Malaysia is a federal constitutional monarchy with a parliamentary system of government headed by a prime minister selected through periodic, multiparty elections. The National Front, a coalition of political parties dominated by the United Malays National Organization, has held power since independence in 1957. The government generally respected the human rights of its citizens; however, there were problems in some areas. The government abridged the citizens' right to change their government: opposition parties faced significant restrictions on freedom of assembly and access to the media in the most recent national elections in March 2008 but nevertheless made significant gains at the national and state levels. No independent body investigated deaths that occurred during apprehension by police or while in police custody. Other problems included police abuse of detainees, overcrowded prisons, use of four statutes to arrest and detain persons without charge or trial, and persistent questions about the impartiality and independence of the judiciary. The government continued to restrict freedoms of the press, association, and assembly and placed some restrictions on freedom of speech and freedom of religion. Although the government passed antitrafficking legislation during the year, the country was a destination and transit point for trafficking in women and girls for the purposes of prostitution and domestic servitude. Court backlogs and limitations on the right to organize unions in some industries impeded workers' rights.

Part 2

A more open and democratic Malaysia that protects human rights will be a more effective partner in security and economic arenas. The U.S. government focuses on fostering a more vibrant civil society and a freer media, promoting strong and accountable democratic institutions, and combating trafficking in persons. Long-term success depends on incremental improvement in the application of the rule of law, a more independent judiciary, and the diffusion of checks and balances in society through stronger protections for freedoms of the press, assembly, and expression and a more robust civil society. There is still much to be done, including encouragement of the adoption of key international covenants such as the International Covenant on Civil and Political Rights. Additional training and assistance should accelerate these positive trends and assist the government in enforcing the new anti-trafficking in persons law.

Part 3

U.S. officials use bilateral meetings, speeches, and interviews to highlight the importance of enhanced democratic institutions.

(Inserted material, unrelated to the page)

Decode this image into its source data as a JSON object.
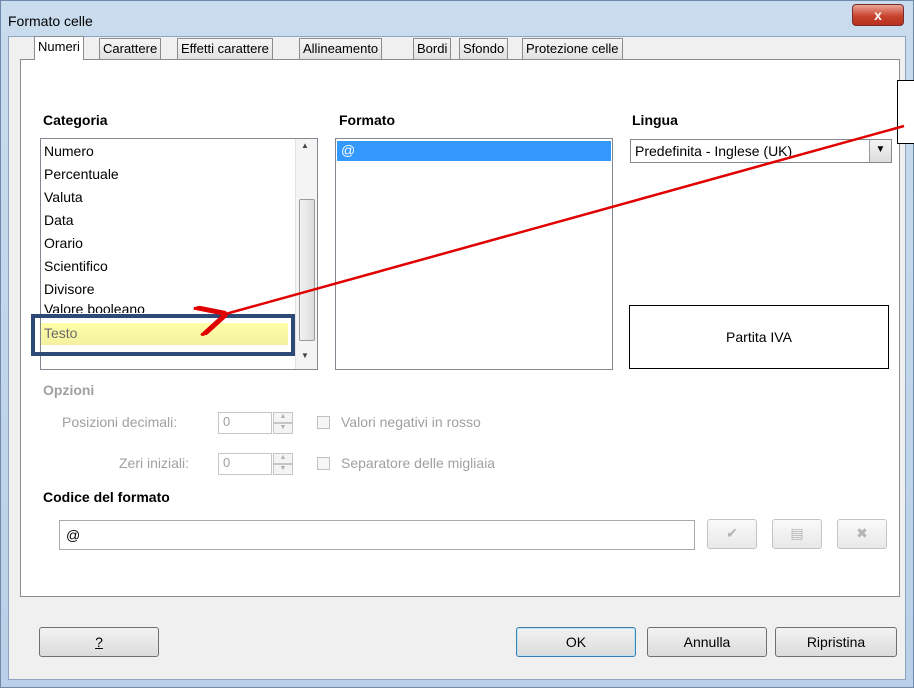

The United States supports civil society activities related to democracy, including the role of the media in the democratic process. Other democracy programming includes nonpartisan projects that promote political participation among urban youths and engagement in the electoral process. The U.S. government also used the International Visitor Leadership Program to focus on women's participation in the electoral process, citizen participation in a democracy, and the rule of law for state and local government.

U.S. efforts to promote media freedom center on the availability and flow of public information. The U.S. government supports an NGO that worked to promote open discourse on legislative and governmental matters. Another program focuses on strengthening independent media. In 2007 the U.S. government brought a journalist from the United States to conduct media training for approximately 800 journalists and journalism students.

Part 4

U.S. officials use bilateral meetings and speeches to promote greater respect for human rights. The U.S. government uses meetings with the government, civil society, and international organizations to increase the protection for vulnerable groups such as refugees and victims of trafficking in persons. The U.S. government collaborates with NGOs and international organizations to assist with the health and education needs of refugees in Malaysia and to resettle refugees into the United States. The United States works with the government, international NGOs, and civil society to combat problems of trafficking in persons for sexual exploitation and labor. The U.S. government shares information on international best practices for combating trafficking in persons with the Royal Malaysian Police. The U.S. government funds law enforcement training that included components for combating trafficking in persons. The U.S. government also uses the IVLP to enhance the capacity for law enforcement, civil society, and local NGOs to combat trafficking in persons.